Training for a Tough Job: The Community College Presidency Pipeline
To say that the community college presidency is in flux is no overstatement. Many existing community college presidents have been reaching retirement age at a time when both the traditional presidential pipeline and rigorous leadership training programs have narrowed. At the same time, there has been a wave of community college president resignations and terminations, leading to warranted concerns about a shortage of qualified candidates who can tackle the increasingly challenging role.
Leadership matters. And high-quality sustained leadership is important for educational reforms to take hold and have long-term impacts. On the flip side, leadership shortfalls and transitions are harmful to those who depend on the community college’s success; namely students, faculty, and employees, as well as regional economies. Community colleges are at the center of policy discussions about preparing for the economy of the future and could be an immensely powerful tool for improving the opportunities of a very large and diverse group of Americans. Inequitable access and low transfer and graduation rates are persistent barriers, however, to community colleges’ incredible yet unmet potential.
A core challenge for present-day community college leaders is to drastically improve the success of their students in a rapidly changing environment that requires a deeper and broader skillset than ever before, while maintaining commitment to open access and low cost. Some of the inevitable changes presidents have to deal with include rapid transformations in teaching, learning, campus technologies, and colleges’ business models and financing. Presidents also face political conflicts, internal pressures, external stakeholder demands, and fiscal stressors. A community college presidency is no small task, and it is not surprising that traditional candidates, mainly provosts and vice presidents, are decreasingly interested in pursuing the role.
What has been done to remedy this problem? One effort worth highlighting is the Aspen Presidential Fellowship; one of a handful of comprehensive programs that prepare aspiring or recently appointed community college presidents to tackle the modern-day presidency. The program grew out of the institute’s research and recommendations for the development of a new generation of exceptional leaders – a need highlighted more recently by Aspen’s Task Force on the Future of the College Presidency, which calls for advancing new ways to develop a presidential talent pool that is also demographically diverse. This includes identifying and training nontraditional candidates, such as women and people of color, to aspire to and prepare for the presidency using evidence-based practices.
The first Aspen Presidential Fellowship program concluded this past April with very promising results, and the second group of fellows attends the first program session next week. The one-year program offers intensive professional development to cohorts of selected professionals through several residential seminars as well as ongoing mentoring. The program covers a range of topics, but is particularly focused on dimensions of leadership that research has shown to improve the likelihood of student success. By enhancing their skills and network, and actively preparing them to participate in presidential searches, the Fellowship aims to make participants competitive candidates for community college presidencies with the expectation that half will assume that role within three years of participation. It is also anticipated that, as presidents, Fellowship participants will deploy the skills they acquire to help their colleges achieve greater progress in student success than other, similar colleges.

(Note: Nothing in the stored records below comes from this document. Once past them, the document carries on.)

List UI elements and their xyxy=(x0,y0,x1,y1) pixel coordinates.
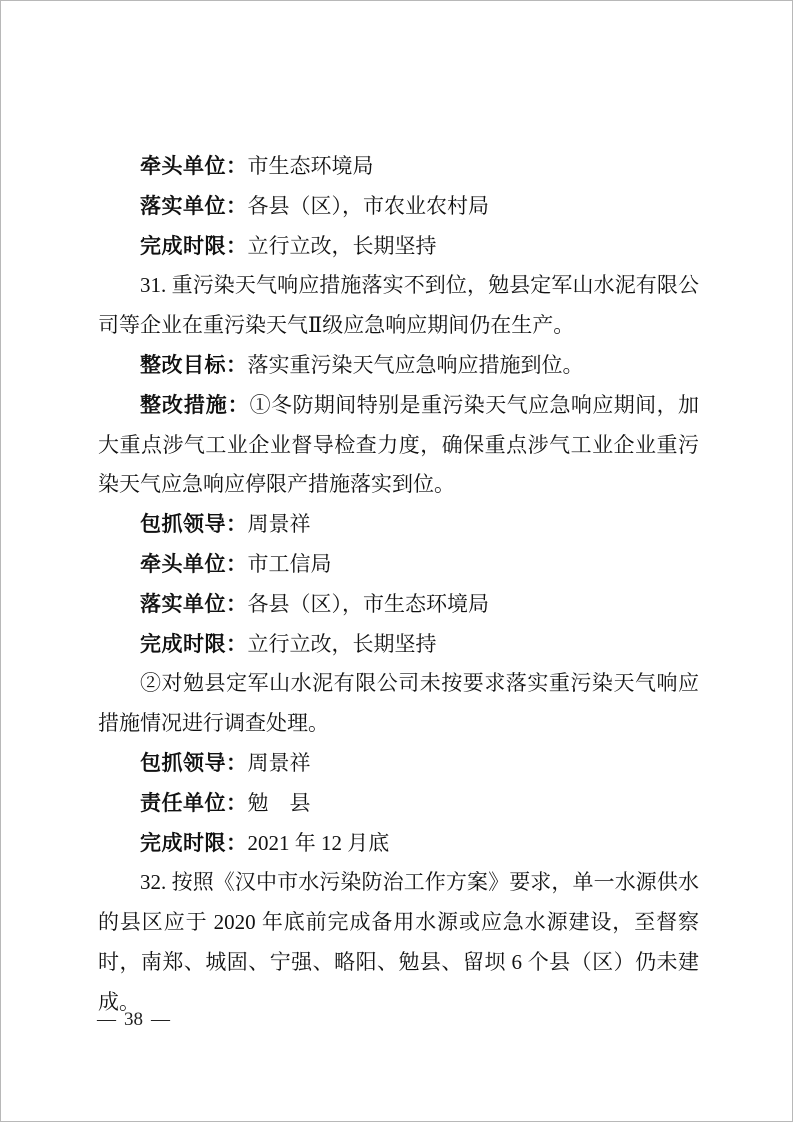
paragraph: ②对勉县定军山水泥有限公司未按要求落实重污染天气响应措施情况进行调查处理。 xyxy=(98,664,699,744)
paragraph-text: 市工信局 xyxy=(248,552,332,576)
paragraph: 整改目标：落实重污染天气应急响应措施到位。 xyxy=(98,346,699,386)
paragraph-text: 周景祥 xyxy=(248,512,311,536)
page-footer: —38— xyxy=(93,1009,174,1031)
paragraph-text: 31. 重污染天气响应措施落实不到位，勉县定军山水泥有限公司等企业在重污染天气Ⅱ… xyxy=(98,273,699,337)
paragraph-label: 落实单位： xyxy=(140,195,248,218)
paragraph: 完成时限：立行立改，长期坚持 xyxy=(98,227,699,267)
paragraph-text: 市生态环境局 xyxy=(248,154,374,178)
paragraph-label: 整改目标： xyxy=(140,354,248,377)
paragraph-label: 整改措施： xyxy=(140,394,250,417)
paragraph-label: 牵头单位： xyxy=(140,553,248,576)
paragraph-text: 立行立改，长期坚持 xyxy=(248,632,437,656)
paragraph-label: 完成时限： xyxy=(140,235,248,258)
paragraph-label: 完成时限： xyxy=(140,832,248,855)
paragraph-label: 包抓领导： xyxy=(140,513,248,536)
paragraph-label: 包抓领导： xyxy=(140,752,248,775)
paragraph: 完成时限：立行立改，长期坚持 xyxy=(98,625,699,665)
document-body: 牵头单位：市生态环境局 落实单位：各县（区），市农业农村局 完成时限：立行立改，… xyxy=(98,147,699,1023)
paragraph: 责任单位：勉 县 xyxy=(98,784,699,824)
paragraph-text: 勉 县 xyxy=(248,791,311,815)
paragraph-text: 2021 年 12 月底 xyxy=(248,831,390,855)
paragraph-label: 完成时限： xyxy=(140,633,248,656)
paragraph: 落实单位：各县（区），市农业农村局 xyxy=(98,187,699,227)
paragraph-text: 各县（区），市农业农村局 xyxy=(248,194,490,218)
paragraph-text: 32. 按照《汉中市水污染防治工作方案》要求，单一水源供水的县区应于 2020 … xyxy=(98,870,699,1013)
paragraph: 牵头单位：市生态环境局 xyxy=(98,147,699,187)
paragraph: 包抓领导：周景祥 xyxy=(98,744,699,784)
footer-dash-right: — xyxy=(151,1009,170,1030)
paragraph: 落实单位：各县（区），市生态环境局 xyxy=(98,585,699,625)
paragraph: 包抓领导：周景祥 xyxy=(98,505,699,545)
paragraph: 31. 重污染天气响应措施落实不到位，勉县定军山水泥有限公司等企业在重污染天气Ⅱ… xyxy=(98,266,699,346)
paragraph: 32. 按照《汉中市水污染防治工作方案》要求，单一水源供水的县区应于 2020 … xyxy=(98,863,699,1022)
paragraph-text: 各县（区），市生态环境局 xyxy=(248,592,490,616)
paragraph: 完成时限：2021 年 12 月底 xyxy=(98,824,699,864)
footer-dash-left: — xyxy=(97,1009,116,1030)
page-number: 38 xyxy=(124,1009,143,1030)
paragraph: 牵头单位：市工信局 xyxy=(98,545,699,585)
paragraph-text: 落实重污染天气应急响应措施到位。 xyxy=(248,353,584,377)
paragraph-text: 周景祥 xyxy=(248,751,311,775)
paragraph-label: 牵头单位： xyxy=(140,155,248,178)
document-page: 牵头单位：市生态环境局 落实单位：各县（区），市农业农村局 完成时限：立行立改，… xyxy=(0,0,793,1122)
paragraph-label: 责任单位： xyxy=(140,792,248,815)
paragraph: 整改措施：①冬防期间特别是重污染天气应急响应期间，加大重点涉气工业企业督导检查力… xyxy=(98,386,699,505)
paragraph-text: 立行立改，长期坚持 xyxy=(248,234,437,258)
paragraph-label: 落实单位： xyxy=(140,593,248,616)
paragraph-text: ②对勉县定军山水泥有限公司未按要求落实重污染天气响应措施情况进行调查处理。 xyxy=(98,671,699,735)
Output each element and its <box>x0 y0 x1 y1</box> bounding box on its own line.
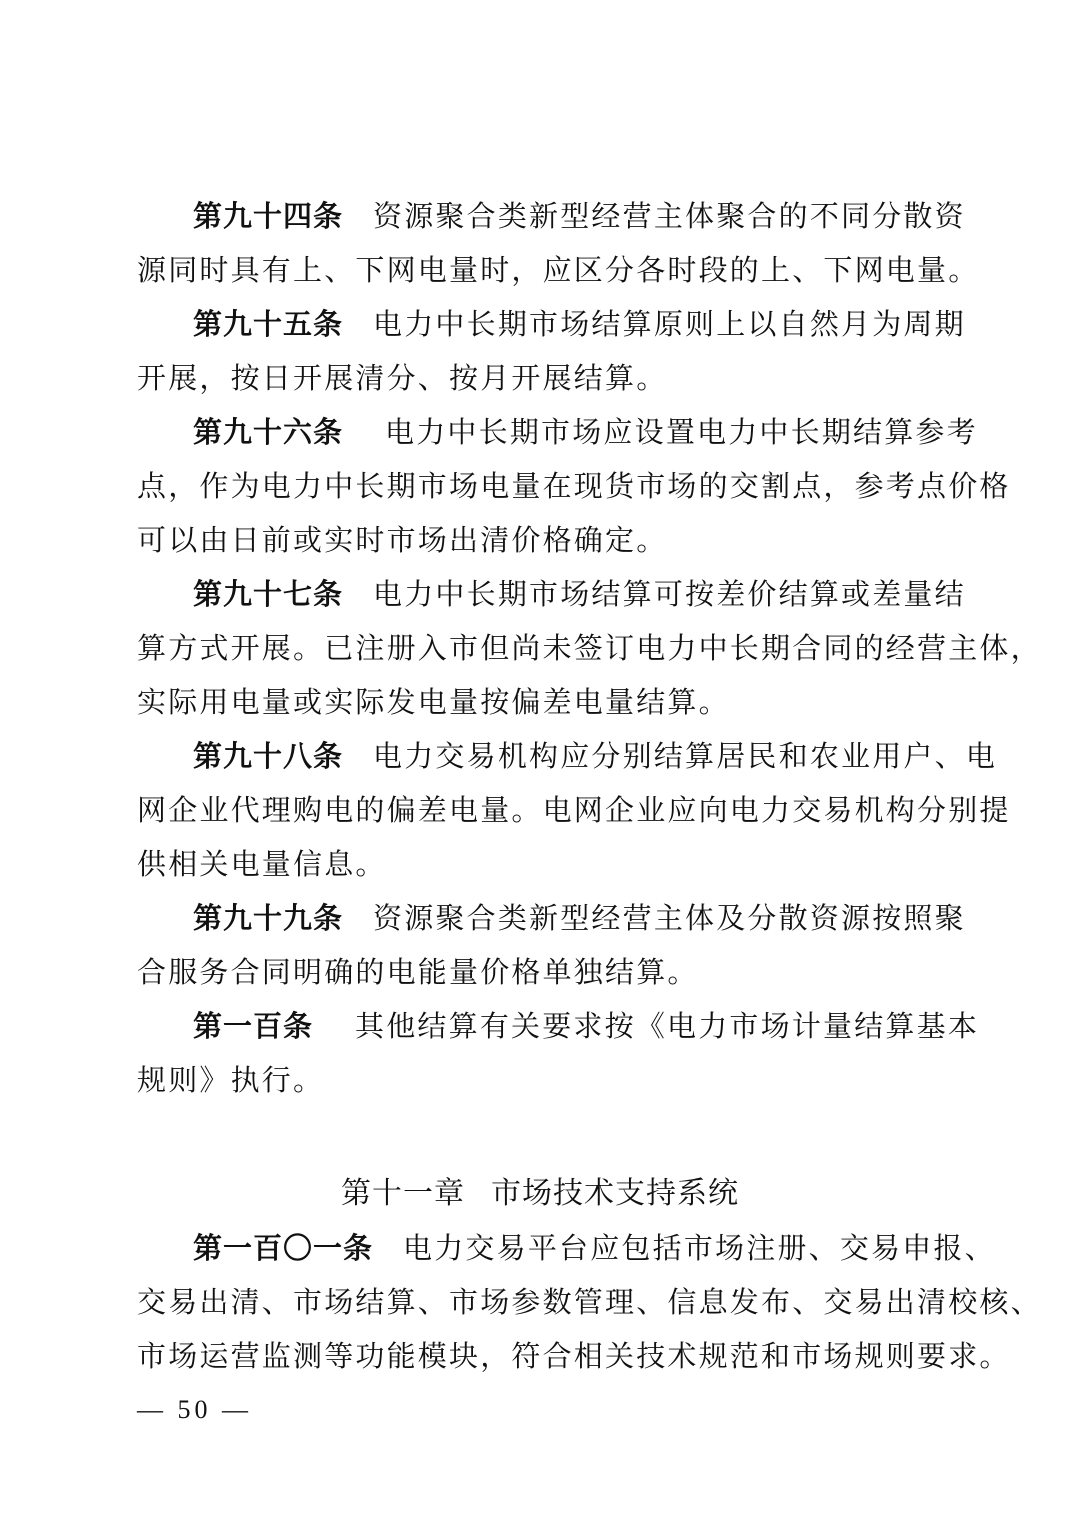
article-99-line-1: 第九十九条资源聚合类新型经营主体及分散资源按照聚 <box>193 898 947 938</box>
article-text: 其他结算有关要求按《电力市场计量结算基本 <box>355 1009 979 1043</box>
article-label: 第一百〇一条 <box>193 1231 373 1265</box>
article-label: 第九十七条 <box>193 577 343 611</box>
article-label: 第九十五条 <box>193 307 343 341</box>
article-text: 资源聚合类新型经营主体及分散资源按照聚 <box>373 901 966 935</box>
article-label: 第九十四条 <box>193 199 343 233</box>
article-97-line-3: 实际用电量或实际发电量按偏差电量结算。 <box>137 682 947 722</box>
article-95-line-1: 第九十五条电力中长期市场结算原则上以自然月为周期 <box>193 304 947 344</box>
article-text: 电力交易机构应分别结算居民和农业用户、电 <box>373 739 997 773</box>
document-page: 第九十四条资源聚合类新型经营主体聚合的不同分散资 源同时具有上、下网电量时，应区… <box>0 0 1080 1527</box>
article-100-line-1: 第一百条其他结算有关要求按《电力市场计量结算基本 <box>193 1006 947 1046</box>
article-97-line-2: 算方式开展。已注册入市但尚未签订电力中长期合同的经营主体， <box>137 628 947 668</box>
article-96-line-3: 可以由日前或实时市场出清价格确定。 <box>137 520 947 560</box>
article-96-line-1: 第九十六条电力中长期市场应设置电力中长期结算参考 <box>193 412 947 452</box>
article-94-line-2: 源同时具有上、下网电量时，应区分各时段的上、下网电量。 <box>137 250 947 290</box>
chapter-number: 第十一章 <box>341 1176 465 1211</box>
article-label: 第九十六条 <box>193 415 343 449</box>
article-94-line-1: 第九十四条资源聚合类新型经营主体聚合的不同分散资 <box>193 196 947 236</box>
article-98-line-2: 网企业代理购电的偏差电量。电网企业应向电力交易机构分别提 <box>137 790 947 830</box>
article-98-line-1: 第九十八条电力交易机构应分别结算居民和农业用户、电 <box>193 736 947 776</box>
article-text: 电力中长期市场应设置电力中长期结算参考 <box>385 415 978 449</box>
article-95-line-2: 开展，按日开展清分、按月开展结算。 <box>137 358 947 398</box>
article-text: 资源聚合类新型经营主体聚合的不同分散资 <box>373 199 966 233</box>
article-text: 电力交易平台应包括市场注册、交易申报、 <box>403 1231 996 1265</box>
article-101-line-3: 市场运营监测等功能模块，符合相关技术规范和市场规则要求。 <box>137 1336 947 1376</box>
article-text: 电力中长期市场结算可按差价结算或差量结 <box>373 577 966 611</box>
article-label: 第九十九条 <box>193 901 343 935</box>
article-99-line-2: 合服务合同明确的电能量价格单独结算。 <box>137 952 947 992</box>
article-98-line-3: 供相关电量信息。 <box>137 844 947 884</box>
page-number: — 50 — <box>137 1392 252 1428</box>
article-label: 第九十八条 <box>193 739 343 773</box>
article-101-line-1: 第一百〇一条电力交易平台应包括市场注册、交易申报、 <box>193 1228 947 1268</box>
article-100-line-2: 规则》执行。 <box>137 1060 947 1100</box>
article-97-line-1: 第九十七条电力中长期市场结算可按差价结算或差量结 <box>193 574 947 614</box>
article-text: 电力中长期市场结算原则上以自然月为周期 <box>373 307 966 341</box>
chapter-title: 市场技术支持系统 <box>491 1176 739 1211</box>
chapter-heading: 第十一章市场技术支持系统 <box>0 1173 1080 1215</box>
article-96-line-2: 点，作为电力中长期市场电量在现货市场的交割点，参考点价格 <box>137 466 947 506</box>
article-label: 第一百条 <box>193 1009 313 1043</box>
article-101-line-2: 交易出清、市场结算、市场参数管理、信息发布、交易出清校核、 <box>137 1282 947 1322</box>
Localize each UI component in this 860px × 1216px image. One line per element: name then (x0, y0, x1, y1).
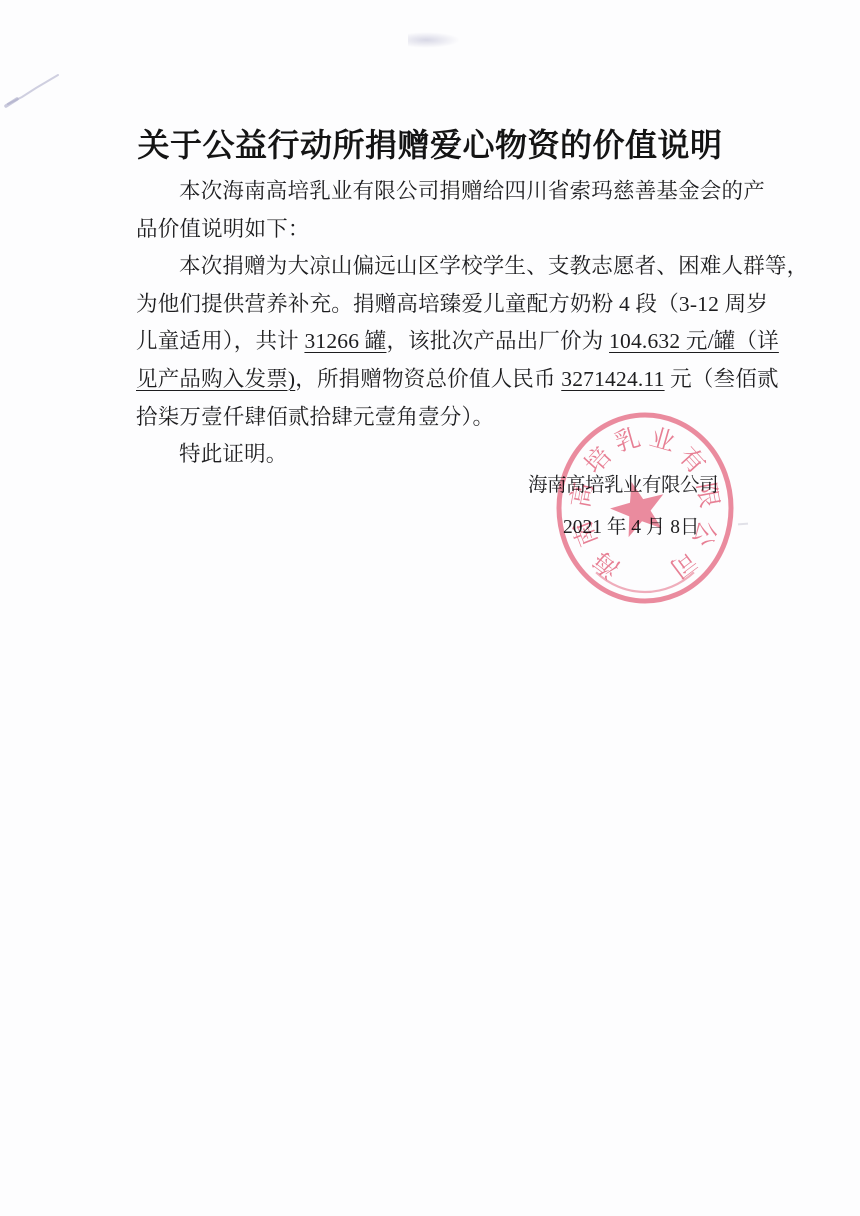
svg-text:司: 司 (665, 546, 701, 583)
pencil-scratch-artifact (2, 60, 112, 115)
signature-company-name: 海南高培乳业有限公司 (528, 469, 718, 497)
underlined-invoice-ref: 见产品购入发票) (136, 367, 295, 391)
seal-inner-arc (596, 572, 694, 592)
svg-text:海: 海 (588, 546, 625, 583)
underlined-cans-count: 31266 罐 (304, 329, 386, 353)
underlined-unit-price: 104.632 元/罐（详 (609, 329, 779, 353)
dash-artifact (738, 523, 748, 526)
body-line: 品价值说明如下： (136, 211, 756, 249)
body-line: 本次捐赠为大凉山偏远山区学校学生、支教志愿者、困难人群等， (136, 248, 756, 286)
smudge-artifact (408, 32, 460, 48)
document-page: 关于公益行动所捐赠爱心物资的价值说明 本次海南高培乳业有限公司捐赠给四川省索玛慈… (0, 0, 860, 1216)
body-line: 拾柒万壹仟肆佰贰拾肆元壹角壹分）。 (136, 399, 756, 437)
body-line: 见产品购入发票)，所捐赠物资总价值人民币 3271424.11 元（叁佰贰 (136, 361, 756, 399)
body-line: 为他们提供营养补充。捐赠高培臻爱儿童配方奶粉 4 段（3-12 周岁 (136, 286, 756, 324)
document-title: 关于公益行动所捐赠爱心物资的价值说明 (0, 120, 860, 166)
body-line: 儿童适用），共计 31266 罐，该批次产品出厂价为 104.632 元/罐（详 (136, 323, 756, 361)
underlined-total-value: 3271424.11 (561, 367, 664, 391)
body-line: 本次海南高培乳业有限公司捐赠给四川省索玛慈善基金会的产 (136, 173, 756, 211)
signature-date: 2021 年 4 月 8日 (563, 511, 700, 539)
document-body: 本次海南高培乳业有限公司捐赠给四川省索玛慈善基金会的产 品价值说明如下： 本次捐… (136, 173, 756, 474)
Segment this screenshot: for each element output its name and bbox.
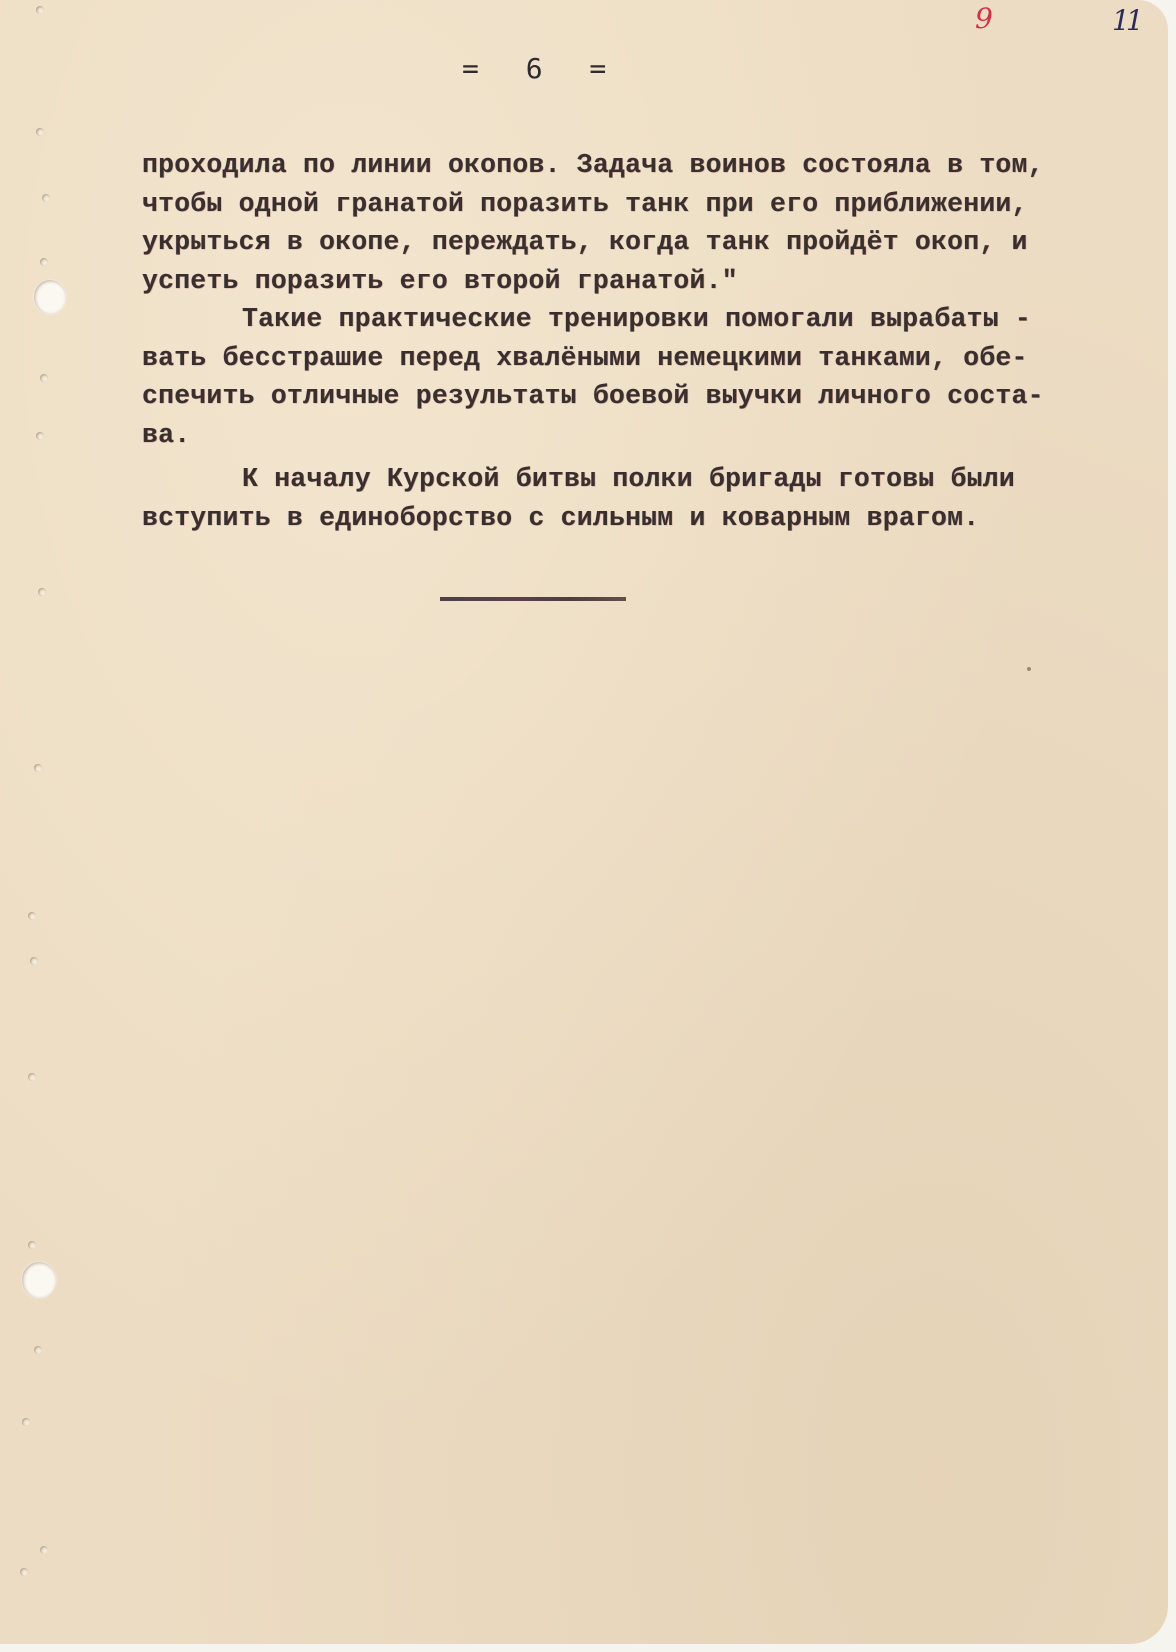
text-line: чтобы одной гранатой поразить танк при е… bbox=[142, 185, 1102, 224]
binding-hole bbox=[28, 1241, 36, 1249]
archive-folio-red: 9 bbox=[975, 2, 993, 35]
binding-hole bbox=[30, 957, 38, 965]
binding-hole bbox=[42, 194, 50, 202]
text-line: успеть поразить его второй гранатой." bbox=[142, 262, 1102, 301]
document-page: 9 11 = 6 = проходила по линии окопов. За… bbox=[0, 0, 1168, 1644]
binding-hole bbox=[36, 432, 44, 440]
text-line: вать бесстрашие перед хвалёными немецким… bbox=[142, 339, 1102, 378]
text-line: вступить в единоборство с сильным и кова… bbox=[142, 499, 1102, 538]
binding-hole bbox=[40, 258, 48, 266]
binding-hole bbox=[28, 912, 36, 920]
binding-hole bbox=[36, 6, 44, 14]
paper-speck bbox=[1027, 667, 1031, 671]
binding-hole bbox=[40, 374, 48, 382]
binding-hole bbox=[34, 1346, 42, 1354]
paragraph-start-line: К началу Курской битвы полки бригады гот… bbox=[142, 460, 1102, 499]
archive-folio-blue: 11 bbox=[1112, 4, 1140, 37]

Ithaka S+R conducted an evaluation of the first iteration of the program through feedback surveys administered at the end of its four residential seminars. The fellows, a talented and diverse group of professionals with an average of 21 years of experiences in the field of higher education, expressed very high levels of satisfaction with the program.
“This was such a valuable experience from start to finish. The consistent focus on student success and the goal of becoming a transformational leader (rather than spending time on the transactional) set this opportunity apart from other professional development options. I feel much more confident in my ability to lead a community college and to truly make an impact on the lives of students.”
They reported gaining valuable information on the president’s role in different areas, a range of concrete tools and skills that will help them take actions to promote student success on their campus, a better understanding of and ability to plan for the transition to a presidency, and a peer network that will offer them lasting forms of support and knowledge to draw on.
“This experience helped me identify areas of gaps and areas of growth and develop a network of colleagues who can identify potential opportunities for me and that can be peer experts in areas where I need to help my institution to grow.”
Fellows also reported positive shifts in how they construe transformational leadership for community colleges and the concept of student success.
“I now have a much more tangible plan for creating and communicating a presidential vision for student success and change. And, I had the opportunity to give the vision a ‘dry run’ with my mentor and other fellows.”
Presently, twelve fellows from the first cohort of the program, including seven women and six individuals of color, are sitting community college presidents. An additional 38 new fellows are about to embark on the year-long journey, with equally promising outcomes. Such high-quality targeted and evidence-based leadership training programs are a valuable part of the solution to the community college presidency pipeline problem, and deserve to be met with high-quality research that can both document training impacts, as well as new presidents’ experiences during their transition into the role, in order to further inform and refine training programs.